Seine Mutter lachte. „Und was möchtest du mit einem Drachenei?"

„Na wenn es schlüpft, dann habe ich meinen eigenen Drachen! Dann hört er auf mich und ich wäre unbesiegbar!"

„Unbesiegbar?" Sein Vater hob ihn hoch und gab ihm einen Kuss auf die Wange. „Das wäre was, nicht wahr? Ein unbesiegbarer sechs Jahre alter Prinz!"

„Aber es geht leider nicht", entgegnete seine Mutter und strich ihm über den Kopf. „Das Ein muss ausgebrütet werden. Dazu braucht es die Drachenmutter und den Drachenvater. Drachen sind sehr gefährlich, daher darf sich niemand dem Ei nähern. Wenn der junge Drache geschlüpft ist, kehren er und seine Eltern hoffentlich in die Wüste zurück. Zum Glück haben sie die Wachen nicht entdeckt, als sie das Ei fanden."

„Aber warum war das Ei denn allein, wenn es ausgebrütet werden muss?" Marlon verzog das Gesicht. „Vögel sitzen doch die ganze Zeit auf ihren Eiern!"

„Drachen sind keine Vögel. Sie müssen nicht ununterbrochen auf dem Ei sitzen damit der Drache schlüpft. Ihre Eier kühlen nicht schnell aus."

„Also kann ich keinen Drachen haben?"

„Nein." Seine Mutter schüttelte den Kopf. „Wo ist deine Schwester?"

„Wir haben fangen gespielt. Ich habe gewonnen, daher hat Annemarie eine Vase zerbrochen."

„Schon wieder?" Sein Vater schüttelte den Kopf. „Vielleicht solltest du sie gewinnen lassen?"

„Nein!", protestierte Marlon sofort. „Ich lasse sie doch nicht gewinnen! Sie ist ein Mädchen!"

„Und deswegen kann sie nicht gewinnen?" Die Königin sah ihn tadelnd an. „Auch Mädchen können stark sein."

„Aber ich bin älter!" Marlon lehnte sich schmollend an seinen Vater. Er wollte einen Drachen!

„Eure Hoheiten?" Ein Diener kam mit der wütenden Annemarie an der Hand auf sie zu. Sie schrie und trat nach dem Diener.

„Was ist los?" Die Königin zog ihre kreischende Tochter von dem Diener weg.

„Sie hat mehrere Vasen zerbrochen. Als wir sie davon abhalten wollten hat sie mit Scherben geworfen. Niemand ist verletzt und auch die Prinzessin ist unversehrt. Aber drei Vasen sind zerbrochen."

Die Königin stöhnte und hob ihre Tochter hoch, die wild mit den Beinen strampelte.

„Von einer Prinzessin erwarte ich besseres Verhalten! Ich bin sehr enttäuscht junge Dame."

„Marlon ist blöd!

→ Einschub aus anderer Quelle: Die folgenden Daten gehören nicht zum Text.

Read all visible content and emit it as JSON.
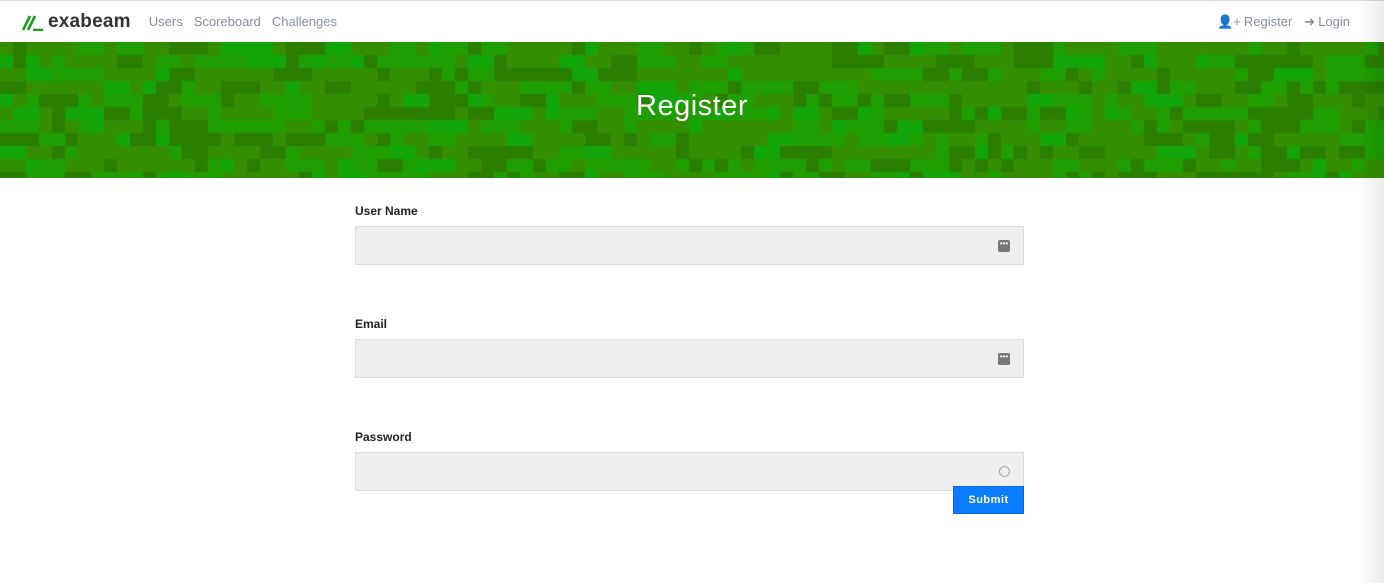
{
  "brand": {
    "name": "exabeam",
    "color": "#1a9c1a"
  },
  "nav": {
    "links": [
      "Users",
      "Scoreboard",
      "Challenges"
    ],
    "register": "Register",
    "login": "Login"
  },
  "banner": {
    "title": "Register",
    "colors": [
      "#338f00",
      "#1f9e00",
      "#2b7f00",
      "#12a50a"
    ]
  },
  "form": {
    "username_label": "User Name",
    "email_label": "Email",
    "password_label": "Password",
    "submit": "Submit",
    "username": "",
    "email": "",
    "password": ""
  },
  "accent": "#0a7cff"
}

Alle sind blöd!", schrieb das kleine Mädchen frustriert.

„Du bist blöd!", rief Marlon sofort und streckte ihr die Zunge raus.

„Marlon!", warnte der König, während der Diener schnell davoneilte, um seine Arbeit wieder aufzunehmen.

„Ich denke es wird Zeit für den Benimmunterricht. Für beide! Sie sind alt genug." Die Königin sah verärgert zu ihrem Mann. „Wir haben lange genug damit gewartet. Ich möchte nicht, dass es heißt, die Prinzessin sei eine Wilde und der Prinz sei ebenso ungezogen! Und wir brauchen neue Kindermädchen. Ich werde ihre jetzigen entlassen lassen, da sie offensichtlich ihren Aufgaben nicht gerecht werden."

„Ich bin nicht ungezogen!", protestierte Marlon. „Und ich brauche keinen Bedimm... Unterricht!"

„Ich auch nicht!" Annemarie nickte schmollend. „Keinen Unterwicht!"

„Benimmunterricht", korrigierte der König.